Für die Branche steht derzeit jedoch der institutsspezifische Ansatz im Vordergrund. Die Schweizer Bankenbranche steht geschlossen hinter diesem Konzept, das basierend auf einer Registrierung bei einer EU-Aufsichtsbehörde interessierten Schweizer Instituten den Marktzugang in die EU ermöglicht.
Der Institutsspezifische Ansatz
Um das grenzüberschreitende Geschäft mit EU-Kundinnen und -Kunden aufrechtzuerhalten und weiter auszubauen, sollte der institutsspezifische Marktzugangsansatz weiterverfolgt werden. Der institutsspezifische Marktzugang basiert auf einer einmaligen Registrierung interessierter Schweizer Banken bei einer zentralen EU-Behörde und einem Pass, der es den einzelnen so registrierten Schweizer Banken erlaubt, aktiv Bank- und Wertpapierdienstleistungen in der gesamten EU zu erbringen. Der Marktzugang würde sich auf alle relevanten Kundenkategorien, einschliesslich Privatkunden, erstrecken und sowohl die Betreuung bestehender Kunden als auch die Anwerbung und Akquisition neuer Kunden mit Domizil in der EU umfassen.
Im Rahmen der Registrierung würden sich die registrierten Schweizer Banken individuell verpflichten, bei der Betreuung von EU-Kundinnen und -Kunden die Anwendung des einschlägigen EU-Rechts zu akzeptieren und einzuhalten. Relevant sind in diesem Zusammenhang die EU-Verhaltensregeln zum Anlegerschutz, zur Marktintegrität und zu gleichen Wettbewerbsbedingungen. Zusätzlich zur primären Aufsicht durch die FINMA würden die registrierten Schweizer Banken für ihre grenzüberschreitende Tätigkeit in der EU einer zusätzlichen Aufsicht durch eine EU-Behörde unterstellt. Die Einzelheiten wären in einer Kooperationsvereinbarung zwischen den schweizerischen und den EU-Aufsichtsbehörden zu regeln. Dass der institutsspezifische Ansatz ein gangbarer Weg ist, hat der Bundesrat im Entwurf des Berichts Lagebeurteilung zu den Beziehungen Schweiz-EU vom 9. Dezember 2022 anerkannt (Seite 21).

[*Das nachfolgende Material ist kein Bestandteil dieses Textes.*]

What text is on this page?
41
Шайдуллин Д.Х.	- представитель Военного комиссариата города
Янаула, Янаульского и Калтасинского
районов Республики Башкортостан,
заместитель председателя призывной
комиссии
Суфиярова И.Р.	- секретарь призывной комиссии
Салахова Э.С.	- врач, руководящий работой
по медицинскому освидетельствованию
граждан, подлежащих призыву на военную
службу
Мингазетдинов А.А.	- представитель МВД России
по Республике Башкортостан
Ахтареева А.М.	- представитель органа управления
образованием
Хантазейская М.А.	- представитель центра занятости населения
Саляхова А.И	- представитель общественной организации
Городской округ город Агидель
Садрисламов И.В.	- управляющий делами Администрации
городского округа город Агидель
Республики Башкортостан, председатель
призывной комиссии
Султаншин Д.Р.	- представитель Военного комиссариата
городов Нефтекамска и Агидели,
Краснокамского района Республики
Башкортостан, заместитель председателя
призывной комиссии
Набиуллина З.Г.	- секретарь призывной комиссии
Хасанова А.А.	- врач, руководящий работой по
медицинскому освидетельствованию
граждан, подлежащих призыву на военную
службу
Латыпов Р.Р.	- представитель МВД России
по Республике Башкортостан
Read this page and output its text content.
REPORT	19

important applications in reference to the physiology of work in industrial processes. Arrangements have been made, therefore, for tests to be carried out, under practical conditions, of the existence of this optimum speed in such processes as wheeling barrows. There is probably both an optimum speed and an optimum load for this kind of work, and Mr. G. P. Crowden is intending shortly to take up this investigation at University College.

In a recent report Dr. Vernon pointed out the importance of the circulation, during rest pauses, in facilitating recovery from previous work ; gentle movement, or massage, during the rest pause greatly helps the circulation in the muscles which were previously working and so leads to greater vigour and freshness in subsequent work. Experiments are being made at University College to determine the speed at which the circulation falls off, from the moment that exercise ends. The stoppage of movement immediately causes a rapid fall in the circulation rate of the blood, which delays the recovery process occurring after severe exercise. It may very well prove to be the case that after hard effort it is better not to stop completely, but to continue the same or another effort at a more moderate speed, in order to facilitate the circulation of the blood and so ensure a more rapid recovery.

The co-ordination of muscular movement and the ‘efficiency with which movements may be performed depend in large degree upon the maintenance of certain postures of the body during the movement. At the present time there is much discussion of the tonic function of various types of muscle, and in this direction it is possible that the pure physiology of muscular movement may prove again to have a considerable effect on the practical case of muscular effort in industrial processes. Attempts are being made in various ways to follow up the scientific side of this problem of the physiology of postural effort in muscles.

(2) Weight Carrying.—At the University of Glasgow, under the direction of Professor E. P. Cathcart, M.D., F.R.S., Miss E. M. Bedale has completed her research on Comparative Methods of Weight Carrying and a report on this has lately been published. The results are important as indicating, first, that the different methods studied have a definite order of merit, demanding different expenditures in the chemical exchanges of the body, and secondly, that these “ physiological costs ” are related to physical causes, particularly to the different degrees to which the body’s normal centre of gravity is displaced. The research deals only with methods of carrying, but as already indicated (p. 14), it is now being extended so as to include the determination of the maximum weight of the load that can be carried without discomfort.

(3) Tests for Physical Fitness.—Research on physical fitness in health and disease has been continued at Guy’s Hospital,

Als Vorbild könnte das zwischen der Schweiz und Deutschland vereinbarte Freistellungsverfahren dienen. Deutschland bietet Nicht-EWR-Banken die Möglichkeit, eine Lizenzbefreiung gemäss den geltenden deutschen Gesetzen und Vorschriften zu erhalten. Auf der Grundlage eines Memorandum of Understanding zwischen den Aufsichtsbehörden der Schweiz und Deutschlands hat die Schweiz darüber hinaus Zugang zu weitergehenden Lizenzbefreiungen. Diese werden von der deutschen Aufsichtsbehörde BaFin gewährt. Befreite Institute können ohne Vermittlung eines in Deutschland lizenzierten Instituts grenzüberschreitend aktiv deutsche Kunden akquirieren und betreuen. Dabei müssen sie weitgehend die deutschen regulatorischen Vorschriften einhalten. Ihr grenzüberschreitendes Geschäft wird zusätzlich von Schweizer Revisionsgesellschaften geprüft und die BaFin hat gewisse eigene Prüfungskompetenzen.
Eine mögliche Alternative wäre die Schaffung eines EU-Registrierungssystems, wie es beispielsweise in den USA bereits existiert. Der US Investment Advisers Act von 1940 ermöglicht es ausländischen Finanzinstituten und ihren Anlageberatern, grenzüberschreitend ihre Vermögensverwaltungs- und Beratungsdienstleistungen in den USA anzubieten. Interessierte Finanzinstitute müssen sich bei der US-Securities and Exchange Commission (SEC) oder einer staatlichen Aufsichtsbehörde registrieren lassen. Die registrierten Finanzinstitute und ihre Anlageberater sind wiederum verpflichtet, im Geschäft mit US-Kunden das US-Recht anzuwenden.